Artifacts in the default (60 c/deg Nyquist) Marimont-Wandell OTF

[npcottaris]

In response to one reviewer comment, I am computing a CSF estimate using the Marimont-Wandell OTF. Inspecting the resulting PSF, which is depicted in the left plot in the figure below, I noticed that there was a weird diagonal and blocky structure which looked like sort of an undersampling artifact. Digging though the code, I noticed that the M-W OTF is computed using a Nyquist frequency of only 60 c/deg, which is the default in humanOTF() if the argument fSupport is passed as an empty array, which it is by the calling function opticsCreate->opticsHuman.

I passed a custom fSupport that extends to 120 c/deg and I got the PSF depicted in the right plot, which is less blocky, and actually a bit narrower than the default PSF. I think we need to modify the code so that the default M-W OTF is computed up to 120 c/deg. Any objections?

maxF = 60 c/deg	maxF = 120 c/deg

And below are all the PSFs compared. A: Banks, B: Marimont-Wandell, C-G Thibos subjects.

Contours are always drawn at 5% intervals.

[npcottaris]

I introduced a flag legacyFrequencySupport in opticsCreate() -> opticsHuman(), which is set to true for backwards compatibility, in which case the M-W OTF is computed with a frequency support up to 60 c/deg.

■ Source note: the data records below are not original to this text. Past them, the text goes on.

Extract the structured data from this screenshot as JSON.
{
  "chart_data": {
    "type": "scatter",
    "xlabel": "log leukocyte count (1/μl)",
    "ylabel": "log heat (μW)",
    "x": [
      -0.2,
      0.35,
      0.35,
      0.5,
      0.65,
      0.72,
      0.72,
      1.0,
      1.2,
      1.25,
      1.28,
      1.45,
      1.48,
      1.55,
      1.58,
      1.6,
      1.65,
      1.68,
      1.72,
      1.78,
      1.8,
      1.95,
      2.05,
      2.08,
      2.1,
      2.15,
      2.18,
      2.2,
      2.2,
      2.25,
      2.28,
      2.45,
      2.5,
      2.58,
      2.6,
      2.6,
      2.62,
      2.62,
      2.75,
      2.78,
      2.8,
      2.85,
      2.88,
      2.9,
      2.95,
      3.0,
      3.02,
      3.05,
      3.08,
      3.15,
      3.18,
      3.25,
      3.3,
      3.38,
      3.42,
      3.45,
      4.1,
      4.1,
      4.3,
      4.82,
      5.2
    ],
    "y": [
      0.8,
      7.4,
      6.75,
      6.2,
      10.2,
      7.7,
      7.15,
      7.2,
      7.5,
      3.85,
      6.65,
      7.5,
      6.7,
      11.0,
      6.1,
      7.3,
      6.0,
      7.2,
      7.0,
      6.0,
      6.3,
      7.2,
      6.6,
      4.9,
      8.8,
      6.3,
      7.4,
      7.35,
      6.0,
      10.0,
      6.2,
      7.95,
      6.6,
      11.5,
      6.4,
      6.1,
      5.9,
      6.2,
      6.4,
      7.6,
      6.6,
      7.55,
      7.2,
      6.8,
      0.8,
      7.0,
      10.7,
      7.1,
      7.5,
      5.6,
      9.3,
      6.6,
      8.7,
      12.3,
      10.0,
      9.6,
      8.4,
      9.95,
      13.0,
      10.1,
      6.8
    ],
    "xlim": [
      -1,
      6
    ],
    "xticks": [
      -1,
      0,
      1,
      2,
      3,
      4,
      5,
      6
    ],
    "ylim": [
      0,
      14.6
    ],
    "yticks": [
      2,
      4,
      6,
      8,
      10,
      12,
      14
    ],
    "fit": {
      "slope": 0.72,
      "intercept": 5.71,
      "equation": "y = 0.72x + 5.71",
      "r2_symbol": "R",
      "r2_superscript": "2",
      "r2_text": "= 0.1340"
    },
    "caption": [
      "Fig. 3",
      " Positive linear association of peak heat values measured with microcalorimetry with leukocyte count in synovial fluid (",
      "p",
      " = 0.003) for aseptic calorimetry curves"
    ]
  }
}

If set to ~true, we use a 120 c/deg frequency support and get the more localized PSF shown above.

[wandell]

Thanks - sorry for the delay. Your analysis seems very good. I will think tonight and tomorrow. The 60 cpd limit was mostly because back in the day the size (31 wavelengths and all those samples) was slow. (Today was our Annual Symposium and kind of a big deal.)

[npcottaris]

Yes, I figured that must have been the reason. By the way, we have a similar issue with wvf-based OTFs. There, the default number of spatial samples is too low. I think 101. In our CSF simulations I am using something like 261 samples which results in a frequency resolution of 1 c/deg, and a significantly better sampled OTF.

[DavidBrainard]

There is a deeper question here, which is what is the right principle for defaults. Should we aim for something that is first order right and runs fast, or something that we'd use in a careful calculation? I am fine with upping the resolution as long as it doesn't bring any of our tutorials and validations to a grinding halt. We might try to write down our stance on this and make it clear somewhere on the wiki or in a tutorial where we show how to adjust.

[npcottaris]

Compared to the time it takes to generate a single CSF curve this is a drop in the ocean. And for the paper, even if this might end up is a reviewer figure, I think we need the best accuracy since the effects of different PSFs are at the highest SFs were the signal is weakest. But even for the 3 tutorials affected by this change, their execution time is not brought to a halt.

In general, as you may have noticed, I always opt for quality vs speed. This is especially so since we are trying to get the details right as opposed to other approximate approaches.

But to address your point, this issue is something that we will run to continuously and therefore we should probably address it via a preferences option (which is accessible by all functions no matter how nested they are), something like ‘computeApproach’ with 2 valid values : ‘optimizeForSpeed’ and ‘optimizeForAccuracy’

[DavidBrainard]

Closing this issue because I think we have done something.